O Dia de Ontem
Sua mãe o acorda dizendo:
- Não vai à aula, filho?
- Hã?
- Aula, não vai?
- Que aula mãe?
- Aula guri! Colégio.
- Mas hoje é domingo.
- Não, hoje é segunda.
- Como? Hoje é domingo mãe, ta louca?
- Meu filho, hoje é segunda, e se tu não correres, vai perder o segundo período também.
- Puta merda. Mas não pode...
- Eu não vou discutir, se tu perder o próximo período eu... Tu não sabe quanto custa o nosso dinheiro...
- Mas não pode ser! – Levantou-se rápido, e saiu pela rua, depressa. Parou na padaria, algumas quadras depois, e perguntou a atendente:
- Que dia é hoje?
- Segunda.
- E o domingo?
- Ué, foi ontem.
- Não! – E saiu correndo novamente, deixando a pobre atendente sem entender nada.

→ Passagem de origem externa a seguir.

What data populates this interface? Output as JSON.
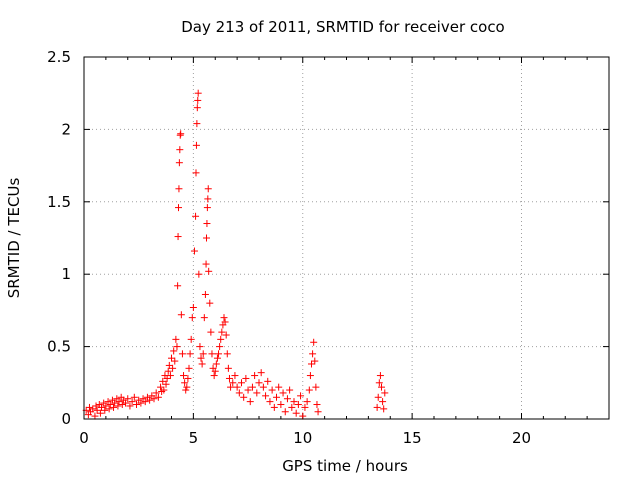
{
  "chart_data": {
    "type": "scatter",
    "title": "Day 213 of 2011, SRMTID for receiver coco",
    "xlabel": "GPS time / hours",
    "ylabel": "SRMTID / TECUs",
    "xlim": [
      0,
      24
    ],
    "ylim": [
      0,
      2.5
    ],
    "xticks": [
      0,
      5,
      10,
      15,
      20
    ],
    "yticks": [
      0,
      0.5,
      1,
      1.5,
      2,
      2.5
    ],
    "xtick_labels": [
      "0",
      "5",
      "10",
      "15",
      "20"
    ],
    "ytick_labels": [
      "0",
      "0.5",
      "1",
      "1.5",
      "2",
      "2.5"
    ],
    "grid": true,
    "marker": "+",
    "marker_color": "#ff0000",
    "series": [
      {
        "name": "SRMTID",
        "points": [
          [
            0.1,
            0.06
          ],
          [
            0.2,
            0.03
          ],
          [
            0.25,
            0.08
          ],
          [
            0.3,
            0.05
          ],
          [
            0.4,
            0.07
          ],
          [
            0.5,
            0.02
          ],
          [
            0.55,
            0.09
          ],
          [
            0.6,
            0.06
          ],
          [
            0.7,
            0.1
          ],
          [
            0.75,
            0.04
          ],
          [
            0.8,
            0.08
          ],
          [
            0.9,
            0.11
          ],
          [
            0.95,
            0.06
          ],
          [
            1.0,
            0.09
          ],
          [
            1.1,
            0.12
          ],
          [
            1.15,
            0.07
          ],
          [
            1.2,
            0.1
          ],
          [
            1.3,
            0.13
          ],
          [
            1.35,
            0.08
          ],
          [
            1.4,
            0.11
          ],
          [
            1.5,
            0.14
          ],
          [
            1.55,
            0.09
          ],
          [
            1.6,
            0.12
          ],
          [
            1.7,
            0.15
          ],
          [
            1.75,
            0.1
          ],
          [
            1.8,
            0.13
          ],
          [
            1.9,
            0.11
          ],
          [
            2.0,
            0.14
          ],
          [
            2.1,
            0.09
          ],
          [
            2.2,
            0.12
          ],
          [
            2.3,
            0.15
          ],
          [
            2.4,
            0.1
          ],
          [
            2.5,
            0.13
          ],
          [
            2.6,
            0.11
          ],
          [
            2.7,
            0.14
          ],
          [
            2.8,
            0.12
          ],
          [
            2.9,
            0.15
          ],
          [
            3.0,
            0.13
          ],
          [
            3.1,
            0.16
          ],
          [
            3.2,
            0.14
          ],
          [
            3.3,
            0.18
          ],
          [
            3.4,
            0.15
          ],
          [
            3.5,
            0.22
          ],
          [
            3.55,
            0.19
          ],
          [
            3.6,
            0.26
          ],
          [
            3.65,
            0.2
          ],
          [
            3.7,
            0.3
          ],
          [
            3.75,
            0.24
          ],
          [
            3.8,
            0.28
          ],
          [
            3.85,
            0.33
          ],
          [
            3.9,
            0.37
          ],
          [
            3.95,
            0.3
          ],
          [
            4.0,
            0.42
          ],
          [
            4.05,
            0.35
          ],
          [
            4.1,
            0.47
          ],
          [
            4.15,
            0.4
          ],
          [
            4.2,
            0.55
          ],
          [
            4.25,
            0.5
          ],
          [
            4.28,
            0.92
          ],
          [
            4.3,
            1.26
          ],
          [
            4.32,
            1.46
          ],
          [
            4.34,
            1.59
          ],
          [
            4.36,
            1.77
          ],
          [
            4.38,
            1.86
          ],
          [
            4.4,
            1.96
          ],
          [
            4.42,
            1.97
          ],
          [
            4.45,
            0.72
          ],
          [
            4.5,
            0.45
          ],
          [
            4.55,
            0.3
          ],
          [
            4.6,
            0.25
          ],
          [
            4.65,
            0.2
          ],
          [
            4.7,
            0.22
          ],
          [
            4.75,
            0.28
          ],
          [
            4.8,
            0.35
          ],
          [
            4.85,
            0.45
          ],
          [
            4.9,
            0.55
          ],
          [
            4.95,
            0.7
          ],
          [
            5.0,
            0.77
          ],
          [
            5.05,
            1.16
          ],
          [
            5.1,
            1.4
          ],
          [
            5.12,
            1.7
          ],
          [
            5.14,
            1.89
          ],
          [
            5.16,
            2.04
          ],
          [
            5.18,
            2.15
          ],
          [
            5.2,
            2.2
          ],
          [
            5.22,
            2.25
          ],
          [
            5.25,
            1.0
          ],
          [
            5.3,
            0.5
          ],
          [
            5.35,
            0.42
          ],
          [
            5.4,
            0.38
          ],
          [
            5.45,
            0.45
          ],
          [
            5.5,
            0.7
          ],
          [
            5.55,
            0.86
          ],
          [
            5.58,
            1.07
          ],
          [
            5.6,
            1.25
          ],
          [
            5.62,
            1.35
          ],
          [
            5.64,
            1.46
          ],
          [
            5.66,
            1.52
          ],
          [
            5.68,
            1.59
          ],
          [
            5.7,
            1.02
          ],
          [
            5.75,
            0.8
          ],
          [
            5.8,
            0.6
          ],
          [
            5.85,
            0.45
          ],
          [
            5.9,
            0.35
          ],
          [
            5.95,
            0.3
          ],
          [
            6.0,
            0.33
          ],
          [
            6.05,
            0.38
          ],
          [
            6.1,
            0.42
          ],
          [
            6.15,
            0.45
          ],
          [
            6.2,
            0.5
          ],
          [
            6.25,
            0.55
          ],
          [
            6.3,
            0.6
          ],
          [
            6.35,
            0.65
          ],
          [
            6.4,
            0.7
          ],
          [
            6.45,
            0.67
          ],
          [
            6.5,
            0.58
          ],
          [
            6.55,
            0.45
          ],
          [
            6.6,
            0.35
          ],
          [
            6.65,
            0.28
          ],
          [
            6.7,
            0.22
          ],
          [
            6.8,
            0.25
          ],
          [
            6.9,
            0.3
          ],
          [
            7.0,
            0.22
          ],
          [
            7.1,
            0.18
          ],
          [
            7.2,
            0.25
          ],
          [
            7.3,
            0.15
          ],
          [
            7.4,
            0.28
          ],
          [
            7.5,
            0.2
          ],
          [
            7.6,
            0.12
          ],
          [
            7.7,
            0.22
          ],
          [
            7.8,
            0.3
          ],
          [
            7.9,
            0.18
          ],
          [
            8.0,
            0.25
          ],
          [
            8.1,
            0.32
          ],
          [
            8.2,
            0.22
          ],
          [
            8.3,
            0.16
          ],
          [
            8.4,
            0.26
          ],
          [
            8.5,
            0.12
          ],
          [
            8.6,
            0.2
          ],
          [
            8.7,
            0.08
          ],
          [
            8.8,
            0.15
          ],
          [
            8.9,
            0.22
          ],
          [
            9.0,
            0.1
          ],
          [
            9.1,
            0.18
          ],
          [
            9.2,
            0.05
          ],
          [
            9.3,
            0.14
          ],
          [
            9.4,
            0.2
          ],
          [
            9.5,
            0.08
          ],
          [
            9.6,
            0.12
          ],
          [
            9.7,
            0.04
          ],
          [
            9.8,
            0.1
          ],
          [
            9.9,
            0.16
          ],
          [
            10.0,
            0.02
          ],
          [
            10.1,
            0.08
          ],
          [
            10.2,
            0.12
          ],
          [
            10.3,
            0.2
          ],
          [
            10.35,
            0.3
          ],
          [
            10.4,
            0.38
          ],
          [
            10.45,
            0.45
          ],
          [
            10.5,
            0.53
          ],
          [
            10.55,
            0.4
          ],
          [
            10.6,
            0.22
          ],
          [
            10.65,
            0.1
          ],
          [
            10.7,
            0.05
          ],
          [
            13.4,
            0.08
          ],
          [
            13.45,
            0.15
          ],
          [
            13.5,
            0.25
          ],
          [
            13.55,
            0.3
          ],
          [
            13.6,
            0.22
          ],
          [
            13.65,
            0.12
          ],
          [
            13.7,
            0.07
          ],
          [
            13.75,
            0.18
          ]
        ]
      }
    ]
  }
}
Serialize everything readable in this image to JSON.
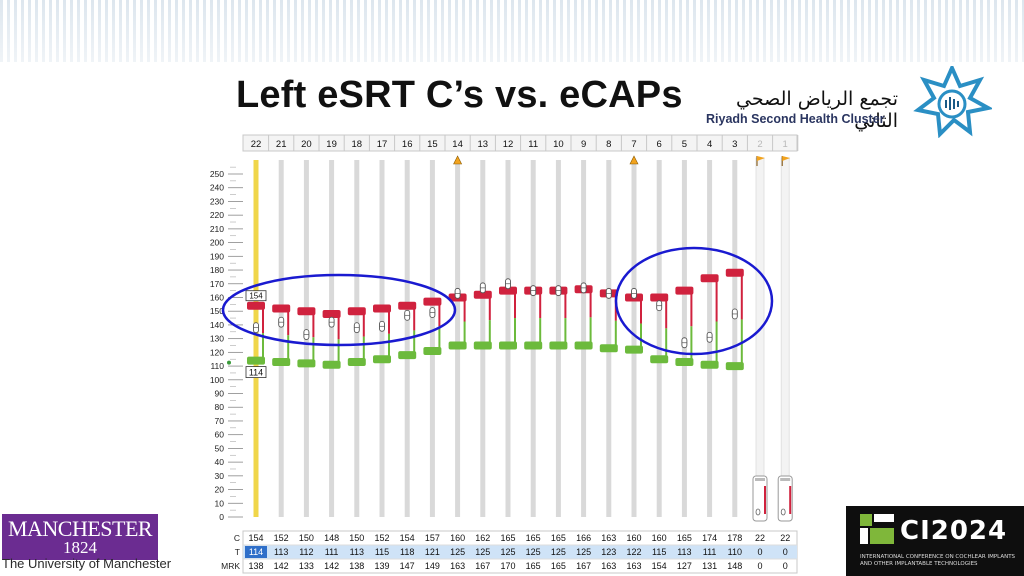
{
  "title": "Left eSRT C’s vs. eCAPs",
  "logo": {
    "arabic": "تجمع الرياض الصحي الثاني",
    "english": "Riyadh Second Health Cluster",
    "star_icon": "riyadh-cluster-star-icon"
  },
  "manchester": {
    "name": "MANCHESTER",
    "year": "1824",
    "subtitle": "The University of Manchester"
  },
  "ci2024": {
    "title": "CI2024",
    "subtitle": "INTERNATIONAL CONFERENCE ON COCHLEAR IMPLANTS AND OTHER IMPLANTABLE TECHNOLOGIES"
  },
  "colors": {
    "c_marker": "#d0223e",
    "t_marker": "#6cba3c",
    "circle": "#1a1ad0",
    "selected": "#f0d64a",
    "row_highlight": "#cfe3f7"
  },
  "chart_data": {
    "type": "scatter",
    "electrodes": [
      "22",
      "21",
      "20",
      "19",
      "18",
      "17",
      "16",
      "15",
      "14",
      "13",
      "12",
      "11",
      "10",
      "9",
      "8",
      "7",
      "6",
      "5",
      "4",
      "3",
      "2",
      "1"
    ],
    "ytick_labels": [
      "250",
      "240",
      "230",
      "220",
      "210",
      "200",
      "190",
      "180",
      "170",
      "160",
      "150",
      "140",
      "130",
      "120",
      "110",
      "100",
      "90",
      "80",
      "70",
      "60",
      "50",
      "40",
      "30",
      "20",
      "10",
      "0"
    ],
    "ylim": [
      0,
      250
    ],
    "series": [
      {
        "name": "C",
        "values": [
          154,
          152,
          150,
          148,
          150,
          152,
          154,
          157,
          160,
          162,
          165,
          165,
          165,
          166,
          163,
          160,
          160,
          165,
          174,
          178,
          22,
          22
        ]
      },
      {
        "name": "T",
        "values": [
          114,
          113,
          112,
          111,
          113,
          115,
          118,
          121,
          125,
          125,
          125,
          125,
          125,
          125,
          123,
          122,
          115,
          113,
          111,
          110,
          0,
          0
        ]
      },
      {
        "name": "MRK",
        "values": [
          138,
          142,
          133,
          142,
          138,
          139,
          147,
          149,
          163,
          167,
          170,
          165,
          165,
          167,
          163,
          163,
          154,
          127,
          131,
          148,
          0,
          0
        ]
      }
    ],
    "flags": {
      "14": "warning",
      "7": "warning",
      "2": "flag",
      "1": "flag"
    },
    "disabled_electrodes": [
      "2",
      "1"
    ],
    "selected_electrode": "22",
    "tags": {
      "c_tag": "154",
      "t_tag": "114"
    },
    "annotations": [
      "circle-electrodes-22-to-15",
      "circle-electrodes-7-to-3"
    ]
  }
}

Algumas quadras depois, chega ao colégio. Vê o guarda, pede pra entrar, e pergunta sobre o dia, mas recebe a mesma resposta. Corre para a sala de aula, com o segurança correndo atrás, pois estava sem uniforme, não poderia entrar. Escancara a porta e entra, todos na sala olham confusos, e logo depois que entenderam a situação riam como loucos. Parou em frente a professora e perguntou novamente:
- Sora, que dia é hoje?
- Como assim que dia é hoje? Está louco guri? E que história é essa de entrar assim na minha aula? Some daqui!
A essa altura, o rapaz já estava muito nervoso, mas reteve seus impulsos de mandar a professora para algum lugar distante, e tornou a correr, desta vez, para a parada de ônibus mais próxima, lá, pegou um ônibus para a capital. Dentro do ônibus, resmungava sozinho, as vezes gritando: “E o domingo?”.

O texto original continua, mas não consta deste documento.